Long standing FBs in the oesophagus can lead to mucosal inflammation, ulceration and perforations and serious complication such as mediastinitis, deep neck abscess aspiration, pleural empyema, scarring, obstruction and fistulization [6,7,11]. To confirm the diagnosis of FB of the upper digestive tract, Plain films (neck and chest X-rays) are a very important diagnostic tool, especially in defining the location of the FB [6]. A barium-swallow X-ray study could be useful in cases of nonradio- opaque FB, but due to possible barium aspiration and\or irritation of the damaged oesophageal mucosa, this procedure is no longer used.1-3 CT scans can be used to confirm the presence and to study the location of FB, or to evaluate any eventual damage to the neighboring structures [2,3]. In our case, chest X-rays already confirmed the presence and the localization of the FB, and, therefore, no other radiological procedure was necessary.

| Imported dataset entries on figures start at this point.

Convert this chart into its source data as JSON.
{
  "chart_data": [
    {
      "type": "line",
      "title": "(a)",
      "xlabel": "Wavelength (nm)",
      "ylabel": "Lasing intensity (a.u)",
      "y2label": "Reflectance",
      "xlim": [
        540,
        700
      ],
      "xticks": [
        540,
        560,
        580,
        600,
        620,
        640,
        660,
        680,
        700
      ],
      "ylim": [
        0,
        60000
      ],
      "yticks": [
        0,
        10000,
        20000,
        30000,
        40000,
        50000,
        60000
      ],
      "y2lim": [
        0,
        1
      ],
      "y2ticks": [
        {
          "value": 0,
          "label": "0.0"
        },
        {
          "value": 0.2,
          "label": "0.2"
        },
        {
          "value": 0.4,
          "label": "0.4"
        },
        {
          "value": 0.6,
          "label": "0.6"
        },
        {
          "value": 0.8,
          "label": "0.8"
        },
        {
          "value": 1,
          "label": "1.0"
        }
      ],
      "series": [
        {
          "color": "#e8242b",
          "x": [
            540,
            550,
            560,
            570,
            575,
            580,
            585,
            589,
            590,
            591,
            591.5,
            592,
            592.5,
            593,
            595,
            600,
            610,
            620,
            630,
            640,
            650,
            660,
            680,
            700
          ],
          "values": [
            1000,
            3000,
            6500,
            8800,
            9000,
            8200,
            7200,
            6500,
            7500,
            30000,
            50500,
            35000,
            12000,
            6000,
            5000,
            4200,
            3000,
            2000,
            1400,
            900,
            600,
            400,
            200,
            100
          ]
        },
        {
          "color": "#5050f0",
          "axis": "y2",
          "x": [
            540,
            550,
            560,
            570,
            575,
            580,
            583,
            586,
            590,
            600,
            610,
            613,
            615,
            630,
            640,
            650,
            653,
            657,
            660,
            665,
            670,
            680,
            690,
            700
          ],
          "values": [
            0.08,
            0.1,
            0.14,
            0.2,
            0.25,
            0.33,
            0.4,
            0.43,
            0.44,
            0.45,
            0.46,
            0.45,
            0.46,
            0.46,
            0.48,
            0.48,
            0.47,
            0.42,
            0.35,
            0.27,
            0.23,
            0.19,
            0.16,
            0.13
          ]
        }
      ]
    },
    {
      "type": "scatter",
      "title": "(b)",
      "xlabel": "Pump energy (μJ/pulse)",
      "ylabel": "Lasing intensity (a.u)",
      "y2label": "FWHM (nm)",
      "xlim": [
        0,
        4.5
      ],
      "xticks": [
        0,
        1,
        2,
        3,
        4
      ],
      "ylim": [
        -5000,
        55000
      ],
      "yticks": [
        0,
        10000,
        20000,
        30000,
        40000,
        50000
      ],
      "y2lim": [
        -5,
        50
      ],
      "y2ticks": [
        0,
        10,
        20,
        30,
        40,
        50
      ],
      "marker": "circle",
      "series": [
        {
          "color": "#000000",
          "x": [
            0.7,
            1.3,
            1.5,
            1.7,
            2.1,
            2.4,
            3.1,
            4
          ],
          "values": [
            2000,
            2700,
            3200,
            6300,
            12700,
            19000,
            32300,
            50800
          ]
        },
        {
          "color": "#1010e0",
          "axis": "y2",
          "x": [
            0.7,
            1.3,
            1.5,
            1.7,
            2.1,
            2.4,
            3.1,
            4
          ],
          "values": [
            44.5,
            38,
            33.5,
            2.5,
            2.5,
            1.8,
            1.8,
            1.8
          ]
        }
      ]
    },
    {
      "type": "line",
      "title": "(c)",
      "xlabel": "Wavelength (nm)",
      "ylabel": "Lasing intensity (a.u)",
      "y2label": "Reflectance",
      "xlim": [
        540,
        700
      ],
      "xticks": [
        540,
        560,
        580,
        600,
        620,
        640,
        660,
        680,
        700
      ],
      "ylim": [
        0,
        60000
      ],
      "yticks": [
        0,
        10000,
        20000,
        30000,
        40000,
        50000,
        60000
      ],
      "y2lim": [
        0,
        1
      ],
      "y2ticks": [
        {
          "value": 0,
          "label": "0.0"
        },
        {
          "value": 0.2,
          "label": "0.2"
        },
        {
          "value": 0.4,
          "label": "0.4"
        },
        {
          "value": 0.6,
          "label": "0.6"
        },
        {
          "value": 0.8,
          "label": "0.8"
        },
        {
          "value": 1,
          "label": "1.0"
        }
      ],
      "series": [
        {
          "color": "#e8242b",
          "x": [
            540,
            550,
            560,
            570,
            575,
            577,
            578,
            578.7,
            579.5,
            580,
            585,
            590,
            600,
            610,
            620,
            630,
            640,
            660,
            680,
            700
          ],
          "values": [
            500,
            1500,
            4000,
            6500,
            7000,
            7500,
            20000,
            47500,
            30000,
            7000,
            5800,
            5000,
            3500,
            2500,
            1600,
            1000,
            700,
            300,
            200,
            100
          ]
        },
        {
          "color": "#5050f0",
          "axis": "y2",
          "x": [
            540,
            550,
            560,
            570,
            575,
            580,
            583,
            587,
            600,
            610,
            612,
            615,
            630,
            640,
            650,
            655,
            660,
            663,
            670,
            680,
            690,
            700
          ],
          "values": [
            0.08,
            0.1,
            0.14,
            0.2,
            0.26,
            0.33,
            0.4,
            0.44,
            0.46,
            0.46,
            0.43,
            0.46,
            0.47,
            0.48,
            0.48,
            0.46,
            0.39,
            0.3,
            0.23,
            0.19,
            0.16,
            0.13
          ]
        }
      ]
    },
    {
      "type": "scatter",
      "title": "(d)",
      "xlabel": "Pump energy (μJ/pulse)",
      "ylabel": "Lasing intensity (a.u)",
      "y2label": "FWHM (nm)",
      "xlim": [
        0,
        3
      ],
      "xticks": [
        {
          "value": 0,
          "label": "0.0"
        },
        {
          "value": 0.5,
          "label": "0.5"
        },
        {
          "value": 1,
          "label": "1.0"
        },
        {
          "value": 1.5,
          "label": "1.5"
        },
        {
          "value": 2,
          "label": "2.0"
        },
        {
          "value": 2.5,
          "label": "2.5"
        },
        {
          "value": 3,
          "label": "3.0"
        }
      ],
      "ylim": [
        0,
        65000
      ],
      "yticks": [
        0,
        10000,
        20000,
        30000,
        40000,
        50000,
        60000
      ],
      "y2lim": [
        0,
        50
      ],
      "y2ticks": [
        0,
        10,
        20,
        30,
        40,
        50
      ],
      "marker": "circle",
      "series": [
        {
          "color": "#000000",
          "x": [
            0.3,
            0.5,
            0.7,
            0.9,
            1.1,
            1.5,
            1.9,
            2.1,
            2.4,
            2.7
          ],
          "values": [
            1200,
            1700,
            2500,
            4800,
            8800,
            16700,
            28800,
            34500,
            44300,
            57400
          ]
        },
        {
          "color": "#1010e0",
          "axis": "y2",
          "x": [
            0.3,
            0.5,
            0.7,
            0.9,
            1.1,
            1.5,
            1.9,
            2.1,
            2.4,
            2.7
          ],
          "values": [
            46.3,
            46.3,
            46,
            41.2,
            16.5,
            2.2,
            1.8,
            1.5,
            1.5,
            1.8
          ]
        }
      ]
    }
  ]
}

Various factors such as patient’s age, his/her clinical condition, the type, size, shape, size and number of FBs help in deciding the final treatment plan [5,6]. Nowadays, endoscopy is the preferred method for FB removal [5]. Rigid endoscopy is the treatment of choice for the management of sharp and penetrating FB. Direct instrumental wounds and perforations are the major risks during oesophagoscopical manoeuvres [11]. In our case, flexible endoscopy was unsuccessful in the removal manoeuvres mainly due to the size and shape of the FB; only the rigid oesophagoscopy approach was successful. Only for those cases where an endoscopic removal of FB has failed, a laparoscopic approach is obligatory [7].
Conclusion
FBs in the oesophagus will continue to be a common emergency. The initial line of attack towards a patient with an oesophageal FB demands urgent assessment of respiratory status and establishment of an airway. The uniqueness of this case presented exists in the shape, size, and type of the FB, age of the patient and the presence of high risk category. A multidisciplinary approach is required for the removal of FB and in this case, rigid endoscopy under general anaesthesia has been the safer and more successful method for FB extraction.